Permanent Celibacy and Late Marriage in the Netherlands, 1890-1960
Engelen Theo, Kok Jan
This article focuses on the two well-known mechanisms of marriage restraint in Europe. The leading question is whether permanent celibacy is an unintended consequence of delayed marriage or can be conceived of as a more or less independent phenomenon. We use a nationwide sample of the Dutch birth cohort 1890-1909 and compare the life courses of persons who never married and those who married at an advanced age. This analysis shows how in various regional and social sub-populations different combinations of permanent celibacy and age at marriage existed. Permanent celibacy was not simply the result of late age at marriage. We have encountered every possible combination of age at marriage and proportion single. The statistical analysis shows that each of these combinations had its own logic for the sub-population involved.

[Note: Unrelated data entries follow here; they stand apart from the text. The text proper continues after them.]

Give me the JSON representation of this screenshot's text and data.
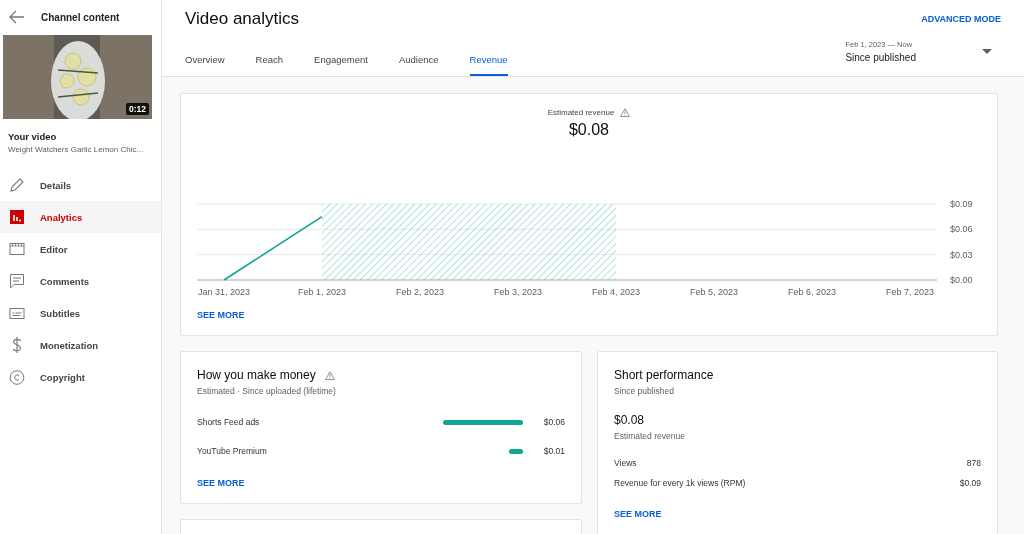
{
  "sidebar": {
    "back_label": "Channel content",
    "video": {
      "kind": "picture",
      "duration": "0:12",
      "heading": "Your video",
      "title": "Weight Watchers Garlic Lemon Chic..."
    },
    "items": [
      {
        "kind": "details",
        "label": "Details",
        "selected": false
      },
      {
        "kind": "analytics",
        "label": "Analytics",
        "selected": true
      },
      {
        "kind": "editor",
        "label": "Editor",
        "selected": false
      },
      {
        "kind": "comments",
        "label": "Comments",
        "selected": false
      },
      {
        "kind": "subtitles",
        "label": "Subtitles",
        "selected": false
      },
      {
        "kind": "monetization",
        "label": "Monetization",
        "selected": false
      },
      {
        "kind": "copyright",
        "label": "Copyright",
        "selected": false
      }
    ]
  },
  "header": {
    "title": "Video analytics",
    "advanced": "ADVANCED MODE",
    "tabs": [
      {
        "label": "Overview",
        "selected": false
      },
      {
        "label": "Reach",
        "selected": false
      },
      {
        "label": "Engagement",
        "selected": false
      },
      {
        "label": "Audience",
        "selected": false
      },
      {
        "label": "Revenue",
        "selected": true
      }
    ],
    "date_range": {
      "range": "Feb 1, 2023 — Now",
      "value": "Since published"
    }
  },
  "revenue_card": {
    "title": "Estimated revenue",
    "total": "$0.08",
    "see_more": "SEE MORE",
    "chart_data": {
      "type": "line",
      "categories": [
        "Jan 31, 2023",
        "Feb 1, 2023",
        "Feb 2, 2023",
        "Feb 3, 2023",
        "Feb 4, 2023",
        "Feb 5, 2023",
        "Feb 6, 2023",
        "Feb 7, 2023"
      ],
      "series": [
        {
          "color": "#12a594",
          "values": [
            0,
            0.075,
            null,
            null,
            null,
            null,
            null,
            null
          ]
        }
      ],
      "ylim": [
        0,
        0.09
      ],
      "yticks": [
        {
          "value": 0,
          "label": "$0.00"
        },
        {
          "value": 0.03,
          "label": "$0.03"
        },
        {
          "value": 0.06,
          "label": "$0.06"
        },
        {
          "value": 0.09,
          "label": "$0.09"
        }
      ]
    }
  },
  "money_card": {
    "title": "How you make money",
    "subtitle": "Estimated · Since uploaded (lifetime)",
    "see_more": "SEE MORE",
    "rows": [
      {
        "label": "Shorts Feed ads",
        "value": "$0.06"
      },
      {
        "label": "YouTube Premium",
        "value": "$0.01"
      }
    ]
  },
  "performance_card": {
    "title": "Short performance",
    "subtitle": "Since published",
    "total": "$0.08",
    "total_label": "Estimated revenue",
    "see_more": "SEE MORE",
    "rows": [
      {
        "label": "Views",
        "value": "878"
      },
      {
        "label": "Revenue for every 1k views (RPM)",
        "value": "$0.09"
      }
    ]
  }
}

The Novelty of an Old Genre: Louis Henry and the Founding of Historical Demography
Rosental Paul-André
Why did Louis Henry create a scientific discipline - historical demography - that dominated population history from the 1950s to the 1980s, and even influenced the École des Annales? Beyond historiography and the history of demographic theories, the answer lies in the history of government, public policy, demographic institutions, and population policies. After 1945, international organizations, most notably the U.N. Population Division, placed analytical demography à la Lotka on a planetary footing. They developed a special interest in fertility. The rich countries’ baby boom undermined the concepts of demographic forecasting and demographic transition, and jeopardized the family allowance systems. World population growth raised the issue of birth control in the developing countries. Demographers wanted to determine "natural fertility" - which they assumed to be the fertility of non-contracepting populations - but were prevented by the dearth of statistical records in the Third World. For Henry, these difficulties could be overcome by the use of parish registers. The relevance of his approach was such that Alfred Sauvy at INED agreed to finance his work, and the leading demographers of his time - including Notestein, Glass, and Hajnal - were convinced from the outset that historical demography provided a major contribution to theoretical demography.